Se nenhuma reforma é politicamente neutra, no actual contexto não parece possível, também, conferir eficácia e legitimidade à justiça sem mudanças significativas
1. Depois do que se tem dito sobre a influência do associativismo judiciário – e têm-se dito muitos disparates –, convém ler os importantes documentos que a Associação Sindical dos Juízes e o Sindicato dos Magistrados do Ministério Público recentemente divulgaram sobre as reformas.
Concorde-se ou não com a generalidade das suas observações, certo é que ninguém pode negar empenhamento, profundidade, honestidade e utilidade a tais estudos.
Eles alertam para problemas importantes, sugerem soluções viáveis para a melhoria do sistema de justiça e contribuem, com rigor científico e sem demagogia, para um debate político e cívico que é preciso travar.
Uma intervenção desta natureza só prestigia a forma como o associativismo judiciário português soube renovar-se, reinventando, nas circunstâncias de hoje, as suas melhores tradições.
2. Essa intervenção evidenciou, além disso, uma característica imprescindível a este debate.
Desvendou, de novo, os termos correctos em que deve situar-se a discussão política em torno dos problemas da justiça.
Quem pôde acompanhar as reformas que moldaram a justiça portuguesa da democracia é capaz de recordar como até finais dos anos 80, início dos anos 90, tal discussão era situada por todos os intervenientes políticos e sociais – dentro e fora do parlamento – num espaço e num tom bem diferentes daqueles usados em outras áreas da política.
Não por acaso, apesar da vigorosa conflitualidade política e ideológica de então, tais reformas obtinham, nesse período, contributos de diversas origens, numa consensualidade rara e exemplar.
Foi só após o surgimento de alguns processos judiciais invulgares no panorama político-judiciário português que esse modelo foi rompido por quem, na «política» e por vezes fora dela, representava os interesses ameaçados.
Ainda hoje, perante a recente e polémica decisão do Tribunal Constitucional, houve quem não resistisse a percorrer esses caminhos.
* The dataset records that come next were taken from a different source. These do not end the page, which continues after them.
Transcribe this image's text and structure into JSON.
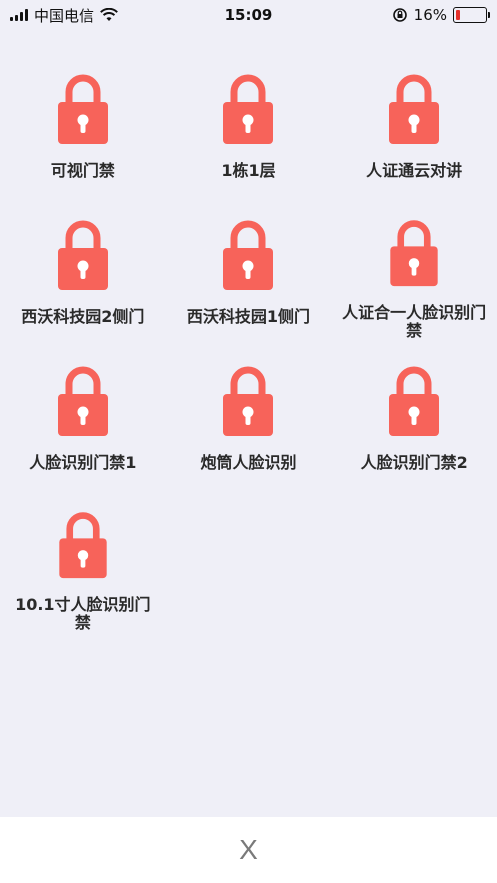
{
  "status_bar": {
    "carrier": "中国电信",
    "time": "15:09",
    "battery_percent": "16%",
    "battery_level": 0.16,
    "icons": [
      "signal-icon",
      "wifi-icon",
      "orientation-lock-icon",
      "battery-icon"
    ]
  },
  "accent_color": "#f7635a",
  "doors": [
    {
      "label": "可视门禁"
    },
    {
      "label": "1栋1层"
    },
    {
      "label": "人证通云对讲"
    },
    {
      "label": "西沃科技园2侧门"
    },
    {
      "label": "西沃科技园1侧门"
    },
    {
      "label": "人证合一人脸识别门禁"
    },
    {
      "label": "人脸识别门禁1"
    },
    {
      "label": "炮筒人脸识别"
    },
    {
      "label": "人脸识别门禁2"
    },
    {
      "label": "10.1寸人脸识别门禁"
    }
  ],
  "bottom_bar": {
    "close_label": "X"
  }
}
Os prejuízos dessa estratégia para o prestígio e a autoridade da justiça foram, porém, notórios.
Se foi esse também o resultado pretendido, então temos de reconhecer que o sucesso foi total.
3. Reconstruir a eficácia e a autoridade da justiça exige, de facto, de todos os agentes políticos e sociais um debate especialmente orientado por uma lógica própria de intervenção democrática.
Se nenhuma reforma é politicamente neutra, no actual contexto não parece possível, também, conferir eficácia e legitimidade à justiça sem mudanças significativas.
A necessidade de a democracia retornar a um discurso baseado no direito, um discurso escudado na genuinidade dos princípios constitucionais e capaz de se afirmar, de novo, como um sustentáculo da esperança colectiva na realização do bem comum, exige inevitavelmente um esforço de todos para a credibilização da justiça.
A discussão a encetar deve, assim, ter sempre em conta a preocupação de recolocar os tribunais no plano institucional que lhes compete. Só assim eles podem constituir um baluarte socialmente eficaz da lei fundamental.
Importa, por isso, erradicar todo o tipo de facciosismos fáceis, estudar profundamente as matérias em causa, discutir os problemas reais e encontrar soluções consensuais (constitucionais) para problemas comummente reconhecidos.
A defesa do Estado de direito e da Constituição – enfim, da soberania nacional – perante a univocidade e a prepotência do discurso das «exigências dos mercados» tem, também, de passar por aí: pela eficácia e pelo prestígio da justiça.